You are viewing a plain text version of this content. The canonical link for it is here.
Posted to user@mahout.apache.org by tanweiguo <ta...@huawei.com> on 2010/08/04 09:32:13 UTC

Error: Java heap space when running FPGrowth

I just followed the wiki to test FPGrowth:
https://cwiki.apache.org/MAHOUT/parallel-frequent-pattern-mining.html
 
1.unzip and put the accidents.dat.gz to HDFS accidents folder
2.run on a hadoop cluster(1 master and 3 slaves)
    hadoop jar mahout-examples-0.3.job
org.apache.mahout.fpm.pfpgrowth.FPGrowthDriver \
         -i accidents \
         -o patterns \
         -k 50 \
         -method mapreduce \
         -g 10 \
         -regex [\ ] \
         -s 2
 
The first two MapReduce(Parallel Counting Driver running over input:
accidents; PFP Transaction Sorting running over inputaccidents) succeed. 

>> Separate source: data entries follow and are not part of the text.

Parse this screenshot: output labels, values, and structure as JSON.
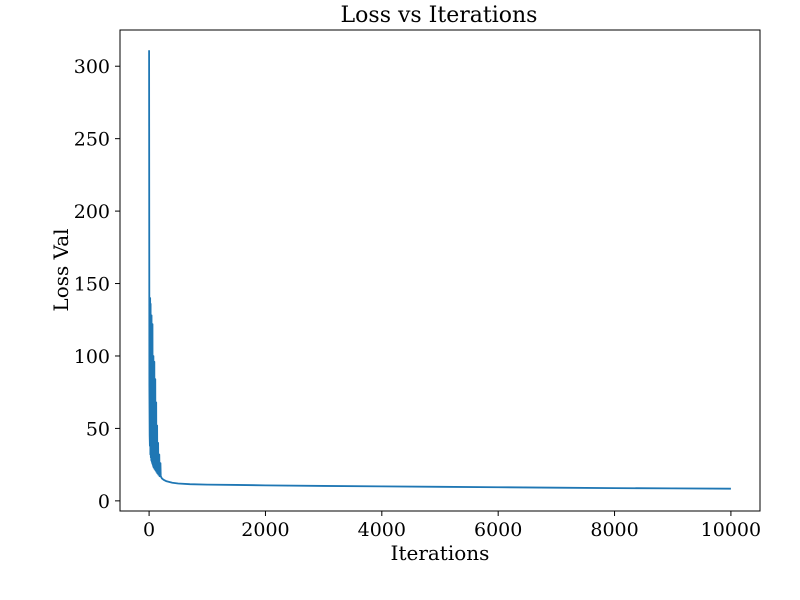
{
  "chart_data": {
    "type": "line",
    "title": "Loss vs Iterations",
    "xlabel": "Iterations",
    "ylabel": "Loss Val",
    "xlim": [
      -500,
      10500
    ],
    "ylim": [
      -7,
      325
    ],
    "x_ticks": [
      0,
      2000,
      4000,
      6000,
      8000,
      10000
    ],
    "y_ticks": [
      0,
      50,
      100,
      150,
      200,
      250,
      300
    ],
    "grid": false,
    "legend": "none",
    "line_color": "#1f77b4",
    "series": [
      {
        "x": [
          0,
          5,
          10,
          14,
          18,
          22,
          26,
          30,
          34,
          38,
          42,
          46,
          50,
          54,
          58,
          62,
          66,
          70,
          74,
          78,
          82,
          86,
          90,
          94,
          98,
          102,
          106,
          110,
          114,
          118,
          122,
          126,
          130,
          134,
          138,
          142,
          146,
          150,
          155,
          160,
          165,
          170,
          175,
          180,
          185,
          190,
          195,
          200,
          220,
          250,
          300,
          400,
          500,
          700,
          1000,
          1500,
          2000,
          3000,
          4000,
          5000,
          6000,
          7000,
          8000,
          9000,
          10000
        ],
        "y": [
          311,
          80,
          45,
          38,
          140,
          32,
          136,
          30,
          90,
          28,
          128,
          27,
          60,
          26,
          122,
          25,
          70,
          24,
          100,
          23,
          45,
          23,
          96,
          22,
          40,
          22,
          84,
          21,
          35,
          21,
          68,
          20,
          30,
          20,
          52,
          19,
          28,
          19,
          40,
          18,
          26,
          18,
          32,
          17,
          24,
          17,
          26,
          17,
          15.5,
          14.5,
          13.5,
          12.5,
          12,
          11.5,
          11.2,
          11,
          10.7,
          10.3,
          10,
          9.7,
          9.4,
          9.1,
          8.8,
          8.6,
          8.4
        ]
      }
    ]
  }
}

However, the third MapReduce(PFP Growth Driver running over
inputpatterns/sortedoutput) always fail with this error message:
    
    10/08/04 15:23:45 INFO input.FileInputFormat: Total input paths to
process : 1
    10/08/04 15:23:46 INFO mapred.JobClient: Running job:
job_201007271506_0025
    10/08/04 15:23:47 INFO mapred.JobClient:  map 0% reduce 0%
    10/08/04 15:24:05 INFO mapred.JobClient:  map 13% reduce 0%
    10/08/04 15:24:08 INFO mapred.JobClient:  map 22% reduce 0%
    10/08/04 15:24:11 INFO mapred.JobClient:  map 24% reduce 0%
    10/08/04 15:24:29 INFO mapred.JobClient:  map 0% reduce 0%
    10/08/04 15:24:31 INFO mapred.JobClient: Task Id :
attempt_201007271506_0025_m_000000_0, Status : FAILED
    Error: java.lang.OutOfMemoryError: Java heap space
            at
org.apache.mahout.fpm.pfpgrowth.TransactionTree.resize(TransactionTree.java:
446)
            at
org.apache.mahout.fpm.pfpgrowth.TransactionTree.createNode(TransactionTree.j
ava:409)
            at
org.apache.mahout.fpm.pfpgrowth.TransactionTree.addPattern(TransactionTree.j
ava:202)
            at
org.apache.mahout.fpm.pfpgrowth.TransactionTree.getCompressedTree(Transactio
nTree.java:285)
            at
org.apache.mahout.fpm.pfpgrowth.ParallelFPGrowthCombiner.reduce(ParallelFPGr
owthCombiner.java:51)
            at
org.apache.mahout.fpm.pfpgrowth.ParallelFPGrowthCombiner.reduce(ParallelFPGr
owthCombiner.java:33)
            at org.apache.hadoop.mapreduce.Reducer.run(Reducer.java:174)
            at
org.apache.hadoop.mapred.Task$NewCombinerRunner.combine(Task.java:1214)
            at
org.apache.hadoop.mapred.MapTask$MapOutputBuffer.sortAndSpill(MapTask.java:1
227)
            at
org.apache.hadoop.mapred.MapTask$MapOutputBuffer.access$1800(MapTask.java:64
8)
            at
org.apache.hadoop.mapred.MapTask$MapOutputBuffer$SpillThread.run(MapTask.jav
a:1135)
    
The parameter mapred.child.java.opts is set to -Xmx512m in my cluster.
I also tried -g 5 and -g 20, both failed with the same error message.
 
Another question: I find there is only one mapper. How to adjust parameter
to have more mappers to improve speed?